When anti-money laundering (AML) is discussed, the focus logically seems to be on compliance teams, reporting obligations and regulatory requirements. However, board accountability should never be forgotten. Executives are expected to provide oversight, understand the risks facing their organisations and ensure that appropriate controls are in place.
The publication of the Generally Accepted Compliance Practice (GACP) by the Compliance Institute of South Africa (CISA) gives board members a fresh look at how financial crime risk is understood and managed across their organisations.
Brad Elliott, CEO of RelyComply, a global anti-financial crime platform for enterprise financial services, highlights five questions executives should be asking as financial crime becomes more sophisticated, accountability increases and organisations face growing pressure to demonstrate that the controls they have in place are working.
1. Can we see risk across the organisation?
A financial institution may use different systems for customer onboarding, transaction monitoring, sanctions screening, investigations and reporting. That means information is often spread across business units, jurisdictions and technology platforms.
According to Elliott, the question for executives is whether they have a clear view of how all those risks connect across the organisation.
“The issue isn’t whether information exists,” he adds. “It’s whether leaders can see how different risks connect and what those connections mean for the organisation as a whole.”
2. How do we know our controls are working?
A control that exists on paper but fails to flag a suspicious transaction, escalate a risk or trigger an investigation, is a liability. Elliott is direct on this point: “Organisations need confidence that controls are identifying risks, escalating concerns and performing as intended.”
“Executives should be asking how controls are tested, what they’ve caught recently, and what the last failure looked like. If no one can answer the last question, that’s your answer.”
3. Are we prepared for AI-enabled financial crime?
Artificial intelligence is creating opportunities for both businesses and criminals. Convincing fake identities can be created in minutes. Fraud attempts can be automated and social engineering attacks can be tailored to specific individuals at scale.

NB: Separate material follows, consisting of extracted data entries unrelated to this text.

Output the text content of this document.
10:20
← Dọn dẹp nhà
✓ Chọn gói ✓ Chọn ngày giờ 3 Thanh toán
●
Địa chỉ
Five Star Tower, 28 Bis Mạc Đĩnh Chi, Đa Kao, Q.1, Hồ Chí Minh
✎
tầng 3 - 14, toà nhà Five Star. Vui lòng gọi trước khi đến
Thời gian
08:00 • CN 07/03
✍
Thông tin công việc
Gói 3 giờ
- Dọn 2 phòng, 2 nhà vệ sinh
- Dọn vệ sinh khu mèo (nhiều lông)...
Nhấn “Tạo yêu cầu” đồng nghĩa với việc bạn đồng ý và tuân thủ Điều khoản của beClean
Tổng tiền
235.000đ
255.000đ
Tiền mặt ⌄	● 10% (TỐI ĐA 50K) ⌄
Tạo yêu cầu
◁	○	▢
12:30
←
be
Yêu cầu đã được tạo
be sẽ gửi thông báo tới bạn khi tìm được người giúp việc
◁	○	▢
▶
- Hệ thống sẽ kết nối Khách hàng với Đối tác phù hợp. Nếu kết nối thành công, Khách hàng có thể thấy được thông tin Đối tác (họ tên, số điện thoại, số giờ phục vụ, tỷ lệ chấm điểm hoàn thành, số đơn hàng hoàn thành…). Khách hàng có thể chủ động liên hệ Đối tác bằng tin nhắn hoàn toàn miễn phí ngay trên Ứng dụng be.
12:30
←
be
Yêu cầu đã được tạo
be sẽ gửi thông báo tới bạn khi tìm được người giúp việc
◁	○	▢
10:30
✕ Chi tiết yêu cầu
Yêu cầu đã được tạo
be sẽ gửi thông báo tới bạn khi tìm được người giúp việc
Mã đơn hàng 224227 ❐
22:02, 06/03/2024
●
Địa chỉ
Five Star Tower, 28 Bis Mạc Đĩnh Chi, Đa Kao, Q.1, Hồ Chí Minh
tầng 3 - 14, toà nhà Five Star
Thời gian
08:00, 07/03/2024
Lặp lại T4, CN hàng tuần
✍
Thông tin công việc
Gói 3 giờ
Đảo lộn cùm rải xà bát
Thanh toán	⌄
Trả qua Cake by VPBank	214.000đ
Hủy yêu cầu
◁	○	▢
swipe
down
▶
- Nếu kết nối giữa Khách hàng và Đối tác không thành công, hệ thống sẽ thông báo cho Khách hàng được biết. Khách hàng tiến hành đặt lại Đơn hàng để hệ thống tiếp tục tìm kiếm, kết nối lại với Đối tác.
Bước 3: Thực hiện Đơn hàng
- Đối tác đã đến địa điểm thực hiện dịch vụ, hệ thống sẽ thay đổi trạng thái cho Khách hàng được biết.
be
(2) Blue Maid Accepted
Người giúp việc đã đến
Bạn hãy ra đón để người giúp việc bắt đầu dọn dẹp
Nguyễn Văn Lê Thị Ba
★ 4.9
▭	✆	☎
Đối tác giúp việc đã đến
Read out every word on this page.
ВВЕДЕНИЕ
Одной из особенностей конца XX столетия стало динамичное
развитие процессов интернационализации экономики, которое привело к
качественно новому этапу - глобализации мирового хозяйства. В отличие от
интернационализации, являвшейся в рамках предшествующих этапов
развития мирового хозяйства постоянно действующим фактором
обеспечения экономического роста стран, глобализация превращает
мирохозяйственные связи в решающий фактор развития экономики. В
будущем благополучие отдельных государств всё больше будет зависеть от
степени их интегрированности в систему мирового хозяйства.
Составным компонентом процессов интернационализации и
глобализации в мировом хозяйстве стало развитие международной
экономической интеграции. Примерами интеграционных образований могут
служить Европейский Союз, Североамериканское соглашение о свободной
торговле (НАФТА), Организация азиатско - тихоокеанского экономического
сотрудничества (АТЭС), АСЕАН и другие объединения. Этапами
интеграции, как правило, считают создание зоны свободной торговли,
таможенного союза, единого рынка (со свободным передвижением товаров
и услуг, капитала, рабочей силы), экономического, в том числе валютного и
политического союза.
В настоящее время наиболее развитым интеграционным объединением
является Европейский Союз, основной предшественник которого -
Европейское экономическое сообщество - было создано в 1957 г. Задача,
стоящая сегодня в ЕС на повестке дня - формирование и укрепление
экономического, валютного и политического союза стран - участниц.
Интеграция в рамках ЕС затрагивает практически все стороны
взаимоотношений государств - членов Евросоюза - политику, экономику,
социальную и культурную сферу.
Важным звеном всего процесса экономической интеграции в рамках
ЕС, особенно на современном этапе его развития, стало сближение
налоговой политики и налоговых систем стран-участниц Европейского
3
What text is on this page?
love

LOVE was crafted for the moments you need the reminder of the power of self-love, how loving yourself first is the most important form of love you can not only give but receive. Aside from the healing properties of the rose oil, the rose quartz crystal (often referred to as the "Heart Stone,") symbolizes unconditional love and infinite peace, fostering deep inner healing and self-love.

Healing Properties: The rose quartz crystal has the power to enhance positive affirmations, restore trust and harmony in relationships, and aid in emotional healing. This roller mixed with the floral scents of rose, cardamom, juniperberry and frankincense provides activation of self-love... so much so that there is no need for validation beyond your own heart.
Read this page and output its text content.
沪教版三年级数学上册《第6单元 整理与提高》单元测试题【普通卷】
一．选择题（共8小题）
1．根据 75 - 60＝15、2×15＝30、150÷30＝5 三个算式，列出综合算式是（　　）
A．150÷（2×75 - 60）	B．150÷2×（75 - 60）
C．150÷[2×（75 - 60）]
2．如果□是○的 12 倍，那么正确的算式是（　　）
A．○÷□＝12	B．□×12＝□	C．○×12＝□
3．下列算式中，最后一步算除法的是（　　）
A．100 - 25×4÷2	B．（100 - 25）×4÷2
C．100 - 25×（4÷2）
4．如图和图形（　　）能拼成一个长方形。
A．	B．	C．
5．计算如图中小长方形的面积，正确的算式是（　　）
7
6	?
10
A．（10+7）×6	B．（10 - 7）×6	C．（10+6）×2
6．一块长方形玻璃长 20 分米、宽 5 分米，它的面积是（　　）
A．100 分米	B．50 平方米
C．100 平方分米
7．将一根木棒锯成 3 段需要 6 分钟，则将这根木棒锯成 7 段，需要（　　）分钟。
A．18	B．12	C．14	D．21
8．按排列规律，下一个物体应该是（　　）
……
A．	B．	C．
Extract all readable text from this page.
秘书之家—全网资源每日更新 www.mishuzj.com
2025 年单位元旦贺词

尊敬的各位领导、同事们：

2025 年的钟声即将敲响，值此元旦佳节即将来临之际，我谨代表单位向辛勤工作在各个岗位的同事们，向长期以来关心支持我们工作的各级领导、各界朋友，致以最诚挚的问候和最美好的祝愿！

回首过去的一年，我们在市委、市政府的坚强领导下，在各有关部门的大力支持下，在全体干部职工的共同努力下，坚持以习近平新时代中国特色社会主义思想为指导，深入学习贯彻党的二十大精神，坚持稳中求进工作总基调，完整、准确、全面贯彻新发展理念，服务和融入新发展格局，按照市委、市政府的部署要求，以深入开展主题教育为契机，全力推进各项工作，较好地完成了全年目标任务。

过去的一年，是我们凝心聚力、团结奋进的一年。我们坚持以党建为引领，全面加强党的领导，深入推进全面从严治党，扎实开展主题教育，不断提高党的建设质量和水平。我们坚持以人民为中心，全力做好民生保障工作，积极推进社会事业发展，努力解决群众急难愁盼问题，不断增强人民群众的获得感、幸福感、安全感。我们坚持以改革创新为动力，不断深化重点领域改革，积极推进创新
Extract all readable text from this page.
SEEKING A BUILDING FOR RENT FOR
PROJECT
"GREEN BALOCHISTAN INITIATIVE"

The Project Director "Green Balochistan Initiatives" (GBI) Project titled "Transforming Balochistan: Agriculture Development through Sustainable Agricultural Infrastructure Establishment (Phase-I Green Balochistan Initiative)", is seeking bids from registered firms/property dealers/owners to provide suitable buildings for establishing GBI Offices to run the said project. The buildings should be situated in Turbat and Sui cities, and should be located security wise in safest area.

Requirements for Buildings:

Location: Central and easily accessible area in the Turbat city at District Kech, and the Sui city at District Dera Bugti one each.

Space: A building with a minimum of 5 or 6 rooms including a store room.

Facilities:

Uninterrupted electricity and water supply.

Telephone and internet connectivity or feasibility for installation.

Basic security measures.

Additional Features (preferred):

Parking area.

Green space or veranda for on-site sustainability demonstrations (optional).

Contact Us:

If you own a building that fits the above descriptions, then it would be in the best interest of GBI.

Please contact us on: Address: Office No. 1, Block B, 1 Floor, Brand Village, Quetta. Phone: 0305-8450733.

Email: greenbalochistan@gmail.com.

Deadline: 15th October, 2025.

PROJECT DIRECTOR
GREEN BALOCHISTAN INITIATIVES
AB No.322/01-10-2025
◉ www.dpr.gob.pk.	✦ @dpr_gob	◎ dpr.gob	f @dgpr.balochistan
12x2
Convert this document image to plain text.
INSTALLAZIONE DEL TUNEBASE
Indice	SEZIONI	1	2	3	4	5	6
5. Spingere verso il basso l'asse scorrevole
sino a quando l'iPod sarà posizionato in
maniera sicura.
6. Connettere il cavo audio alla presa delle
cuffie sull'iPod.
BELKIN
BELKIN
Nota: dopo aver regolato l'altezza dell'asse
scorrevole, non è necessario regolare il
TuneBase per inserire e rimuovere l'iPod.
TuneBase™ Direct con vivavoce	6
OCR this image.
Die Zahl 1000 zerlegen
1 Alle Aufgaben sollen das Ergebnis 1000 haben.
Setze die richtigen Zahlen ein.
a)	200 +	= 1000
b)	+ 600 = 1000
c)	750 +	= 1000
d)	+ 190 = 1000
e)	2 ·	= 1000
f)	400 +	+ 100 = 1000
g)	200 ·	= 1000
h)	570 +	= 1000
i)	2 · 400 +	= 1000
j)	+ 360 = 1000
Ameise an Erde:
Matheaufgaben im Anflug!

Elliott says, “Executives should understand how these developments affect their organisations and whether existing controls are fit for purpose. With technology rapidly evolving, this is an ‘always on’ requirement, which can be streamlined with a unified platform to help businesses detect and prevent financial crime.”
“Executives should be asking whether their current controls were designed for the threat environment of today or the one that existed three years ago. For most organisations, the honest answer is uncomfortable.”
4. Are the right issues reaching the right decision-makers?
Reporting delays, fragmented processes and organisational silos can prevent emerging risks from receiving the attention they require.
Says Elliott, “Executives must understand how risks are escalated, how incidents are reported and whether decision-makers receive the information they need to act. Reporting alone doesn’t create oversight.
“Executives should interrogate their escalation paths, considering how long it will take for a material risk to travel from identification to board awareness. If the answer is measured in weeks, that’s not oversight; it’s a paper trail.”
5. Could we confidently demonstrate our approach to regulators and stakeholders?
Secure organisations operate in an environment built on trust. Regulators, investors, customers and business partners expect these organisations to understand their risks and demonstrate how those risks are being managed.
Elliott comments, “Organisations need to understand their risks, manage them effectively and be able to demonstrate that they are doing so. Regulators, investors and customers increasingly expect that level of accountability. That requires an active commitment and internal accountability.”
6. The new industry standard
The publication of the GACP provides a common benchmark for compliance and risk practitioners across South Africa’s financial sector, from major banking and insurance groups to asset managers, payment providers, legal firms, crypto asset service providers and other accountable institutions.
Elliott concludes, “No single organisation can address financial crime risk in isolation. Strong standards, effective governance and collaboration across the industry all have a role to play. Raising standards across the industry benefits everyone.”